Liposome division is associated with a low leakage. (a) Plot of the total intensity of daughter liposomes against that of the corresponding mother liposomes (N = 78). The intensities are strongly correlated, with the solid line showing a linear fit with a slope of m = 0.87 ± 0.01 (mean ± s.d., R² = 0.94), suggesting a leakage of 13% during the division process. Horizontal and vertical error bars indicate corresponding standard deviations. (b) Top-view schematic showing a dividing liposome at different time points. Summing up the fluorescence intensity along the x- (or y) axis for each region-of-interest generates a moving-frame x–t (or y–t) kymograph. (c) Average x–t kymographs for division (upper, N = 131) and bursting (lower, N = 199) events. The x–t kymograph of dividing liposomes gives a straight bright trace, while that of bursting liposomes results in a rapidly fading trace. (d) Average intensity profile stays constant in case of division (red solid line), while decays rapidly in case of bursting (blue dashed line).

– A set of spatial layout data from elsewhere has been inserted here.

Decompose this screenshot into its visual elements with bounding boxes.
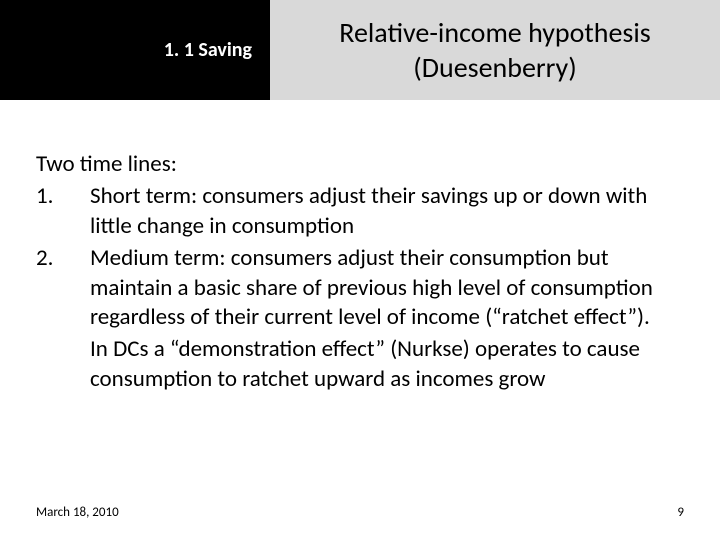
footer-date: March 18, 2010	[36, 505, 119, 520]
header-section-label: 1. 1 Saving	[164, 38, 252, 62]
slide-body: Two time lines: 1. Short term: consumers…	[36, 150, 684, 395]
slide: 1. 1 Saving Relative-income hypothesis (…	[0, 0, 720, 540]
list-subtext: In DCs a “demonstration effect” (Nurkse)…	[90, 335, 684, 395]
list-text: Short term: consumers adjust their savin…	[90, 182, 684, 242]
body-intro: Two time lines:	[36, 150, 684, 180]
slide-header: 1. 1 Saving Relative-income hypothesis (…	[0, 0, 720, 100]
header-left-box: 1. 1 Saving	[0, 0, 270, 100]
body-list: 1. Short term: consumers adjust their sa…	[36, 182, 684, 395]
list-item: 2. Medium term: consumers adjust their c…	[36, 244, 684, 334]
footer-page-number: 9	[677, 505, 684, 520]
list-item: 1. Short term: consumers adjust their sa…	[36, 182, 684, 242]
slide-footer: March 18, 2010 9	[36, 505, 684, 520]
list-text: Medium term: consumers adjust their cons…	[90, 244, 684, 334]
list-number: 1.	[36, 182, 90, 242]
slide-title: Relative-income hypothesis (Duesenberry)	[286, 15, 704, 85]
header-right-box: Relative-income hypothesis (Duesenberry)	[270, 0, 720, 100]
list-number: 2.	[36, 244, 90, 334]
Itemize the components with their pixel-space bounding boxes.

The plots are obtained from the corresponding average moving-frame x–t kymographs. The shaded regions indicate the standard deviations. (e–f) Average moving-frame y–t kymograph of division events (e) which clearly shows a constant dark background confirming a very low amount of leakage involved in the division process (N = 131). In comparison, a similar kymograph for bursting events (f) shows a considerable rise in the background as the encapsulated dye diffuses away into the environment (N = 199). The vertical dashed lines in b, c, e and f indicate the splitter position. Contrast has been enhanced for better visualization.